On the Protestant political side meanwhile there are not a lot of figures who strike a positive international chord. There was talk at one stage of a biopic of the Rev Ian Paisley but, unsurprisingly, it has not emerged. The underlying reality is that the world finds much of interest in the republican story. There is violence, intriguing personalities, a sense of the underdog pitted against the might of Britain. Add in some swirling Celtic music by the Chieftains or Enya, and a movie can easily take shape.
The perceived Protestant narrative, however, is one of a reactionary frontier community grimly holding on and opposing change. That may be something of a parody, but it is enough to make film-makers shudder and turn their attentions elsewhere: they find the republicans intriguing but the Protestants problematic.
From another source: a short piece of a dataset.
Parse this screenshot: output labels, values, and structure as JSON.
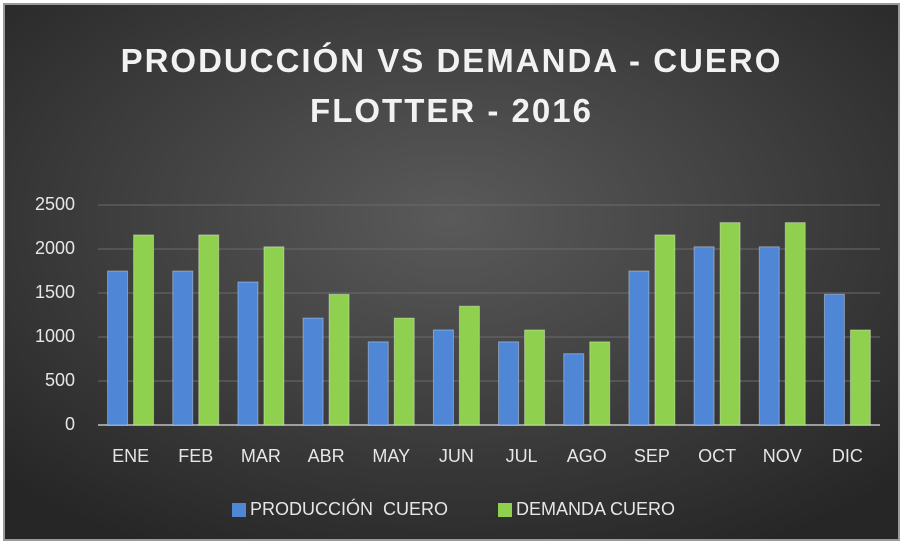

There are several ironies here. One is that for decades scores of non-Irish movies have featured songs by Van Morrison, who is an east Belfast Protestant, though a non-political one.
Another is that movies are today regularly made in Belfast, many of them in the absolutely huge paint hall which still stands on the spot of the now-defunct shipyard.
The yard was once a great symbol of Ulster Unionism, but the film-makers now use it for themes such as horror movies and science fiction. Rarely if ever do they shoot anything to do with today’s Protestant predicament.